Summer time by Antonia Pesenti & Hilary Bell

cover image

A different style of book, with unusual illustrations and a story that isn’t really a story will greet those who pick up this book. It is imaginative and provocative, gathering readers to its core as they see how one family spends its summer holidays.

Waiting for the mandatory half an hour after lunch to allow their stomachs to settle, a girl and boy and their dog peer out over the blue sea.  Poetically, each page evokes summertime as the two children involve themselves in the adventures offered. They avoid the magpie as it swoops, it is the end of spring, and she is protecting her nest. The rotary fan plays a cooling place in the heat of summer, and the children have measured the time it takes for the fan to rotate, drying their damp hair. At the pool, the day is so hot that your skin dries the instant you lie on the concert edge. After swimming, taking a shower means remembering again that the water will never get hot. It takes a week to eat a whole tray of mangoes, and a month is spent at the pool as your hair turns green with the chlorine. The season pass is used well. The Neapolitan ice cream is in the fridge, the chocolate and vanilla eaten, but the strawberry stays for yonks.

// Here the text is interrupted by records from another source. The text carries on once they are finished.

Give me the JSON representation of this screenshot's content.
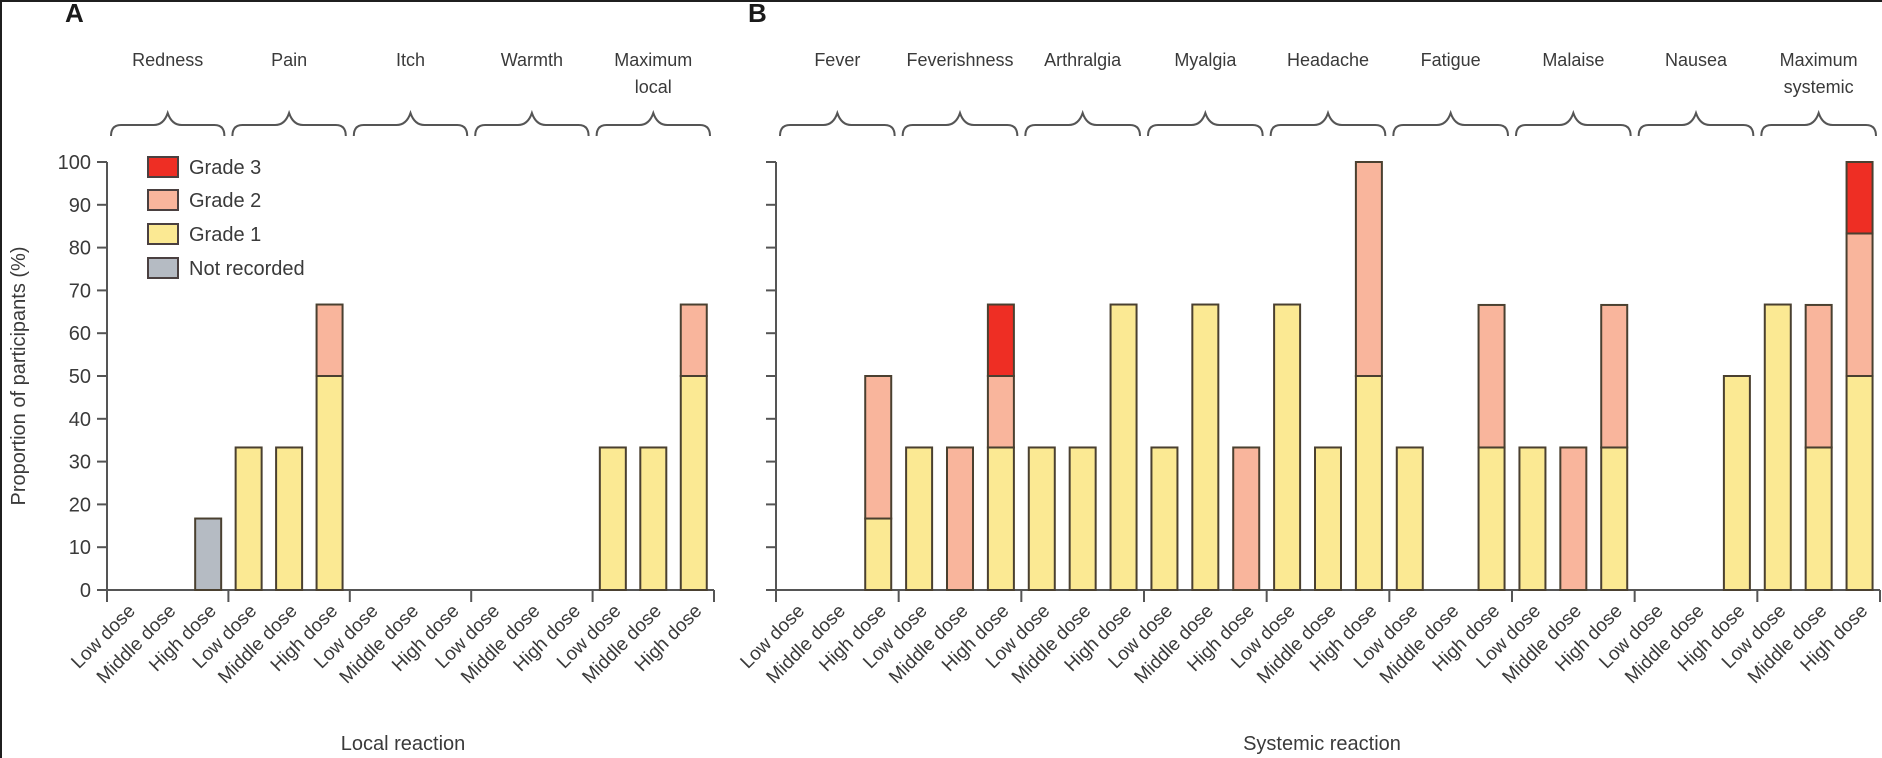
{
  "chart_data": [
    {
      "panel": "A",
      "type": "bar",
      "stacked": true,
      "title": "",
      "xlabel": "Local reaction",
      "ylabel": "Proportion of participants (%)",
      "ylim": [
        0,
        100
      ],
      "yticks": [
        0,
        10,
        20,
        30,
        40,
        50,
        60,
        70,
        80,
        90,
        100
      ],
      "groups": [
        "Redness",
        "Pain",
        "Itch",
        "Warmth",
        "Maximum local"
      ],
      "dose_levels": [
        "Low dose",
        "Middle dose",
        "High dose"
      ],
      "legend": {
        "placement": "top-left",
        "entries": [
          {
            "key": "grade3",
            "label": "Grade 3",
            "color": "#EE2E24"
          },
          {
            "key": "grade2",
            "label": "Grade 2",
            "color": "#F9B59C"
          },
          {
            "key": "grade1",
            "label": "Grade 1",
            "color": "#FBE993"
          },
          {
            "key": "not_recorded",
            "label": "Not recorded",
            "color": "#B5BBC3"
          }
        ]
      },
      "series": [
        {
          "name": "Not recorded",
          "key": "not_recorded",
          "values": [
            0,
            0,
            16.7,
            0,
            0,
            0,
            0,
            0,
            0,
            0,
            0,
            0,
            0,
            0,
            0
          ]
        },
        {
          "name": "Grade 1",
          "key": "grade1",
          "values": [
            0,
            0,
            0,
            33.3,
            33.3,
            50,
            0,
            0,
            0,
            0,
            0,
            0,
            33.3,
            33.3,
            50
          ]
        },
        {
          "name": "Grade 2",
          "key": "grade2",
          "values": [
            0,
            0,
            0,
            0,
            0,
            16.7,
            0,
            0,
            0,
            0,
            0,
            0,
            0,
            0,
            16.7
          ]
        },
        {
          "name": "Grade 3",
          "key": "grade3",
          "values": [
            0,
            0,
            0,
            0,
            0,
            0,
            0,
            0,
            0,
            0,
            0,
            0,
            0,
            0,
            0
          ]
        }
      ]
    },
    {
      "panel": "B",
      "type": "bar",
      "stacked": true,
      "title": "",
      "xlabel": "Systemic reaction",
      "ylabel": "",
      "ylim": [
        0,
        100
      ],
      "yticks": [
        0,
        10,
        20,
        30,
        40,
        50,
        60,
        70,
        80,
        90,
        100
      ],
      "groups": [
        "Fever",
        "Feverishness",
        "Arthralgia",
        "Myalgia",
        "Headache",
        "Fatigue",
        "Malaise",
        "Nausea",
        "Maximum systemic"
      ],
      "dose_levels": [
        "Low dose",
        "Middle dose",
        "High dose"
      ],
      "series": [
        {
          "name": "Not recorded",
          "key": "not_recorded",
          "values": [
            0,
            0,
            0,
            0,
            0,
            0,
            0,
            0,
            0,
            0,
            0,
            0,
            0,
            0,
            0,
            0,
            0,
            0,
            0,
            0,
            0,
            0,
            0,
            0,
            0,
            0,
            0
          ]
        },
        {
          "name": "Grade 1",
          "key": "grade1",
          "values": [
            0,
            0,
            16.7,
            33.3,
            0,
            33.3,
            33.3,
            33.3,
            66.7,
            33.3,
            66.7,
            0,
            66.7,
            33.3,
            50,
            33.3,
            0,
            33.3,
            33.3,
            0,
            33.3,
            0,
            0,
            50,
            66.7,
            33.3,
            50
          ]
        },
        {
          "name": "Grade 2",
          "key": "grade2",
          "values": [
            0,
            0,
            33.3,
            0,
            33.3,
            16.7,
            0,
            0,
            0,
            0,
            0,
            33.3,
            0,
            0,
            50,
            0,
            0,
            33.3,
            0,
            33.3,
            33.3,
            0,
            0,
            0,
            0,
            33.3,
            33.3
          ]
        },
        {
          "name": "Grade 3",
          "key": "grade3",
          "values": [
            0,
            0,
            0,
            0,
            0,
            16.7,
            0,
            0,
            0,
            0,
            0,
            0,
            0,
            0,
            0,
            0,
            0,
            0,
            0,
            0,
            0,
            0,
            0,
            0,
            0,
            0,
            16.7
          ]
        }
      ]
    }
  ],
  "labels": {
    "panel_a": "A",
    "panel_b": "B",
    "group_labels_a": [
      [
        "Redness"
      ],
      [
        "Pain"
      ],
      [
        "Itch"
      ],
      [
        "Warmth"
      ],
      [
        "Maximum",
        "local"
      ]
    ],
    "group_labels_b": [
      [
        "Fever"
      ],
      [
        "Feverishness"
      ],
      [
        "Arthralgia"
      ],
      [
        "Myalgia"
      ],
      [
        "Headache"
      ],
      [
        "Fatigue"
      ],
      [
        "Malaise"
      ],
      [
        "Nausea"
      ],
      [
        "Maximum",
        "systemic"
      ]
    ]
  }
}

The whole is a wonderful look at summer, evoking memories of all the times children spend at the beach, each set of four lines offering another look at the time things take. From a few minutes to an hour, then an afternoon, and later in the book the bigger pieces of time are offered: ages, seasons, yonks, year, forever then eternity. Each wonderful illustration reflects the few words on the page, giving readers a focus for their thoughts. The page for ‘week’ for example, tells us of the days spent at a holiday home, illustrated for us in all its dingy peppermint green, above ground, spare garden with a kangaroo nibbling the grass, overhead wire, aluminium windows. The illustration will evoke many memories for the readers.

This book is a loving homage to the customs and rituals of an Australian summer at the beach, viewed by Pesenti and Bell. Pesenti’s architect’s eye can be seen on a number of pages. There is something for everyone here, not only a wonderful evocation of summer in Australia, but I can imagine readers focusing on one or two pages, taking the image and words as a reflection of their summer.

Looking back is suggested by the old fibre holiday house, the Neapolitan ice-cream and then the purchase of school shoes along with the metal foot measure.

Further information about Pesenti, can be found here

I enjoyed recollecting the Australian summer through the images and text. The images showcase so many aspects of children at the beach, and the spare words reflect the emphasis on time during a long hot summer. And I love the last few pages, child getting his school shoes, bringing the summer to a close, and looking into the night sky is the dark emu, there for eternity. A wonderful culmination to this book about time.

Themes: Time, Summer, Australian beach, Humour.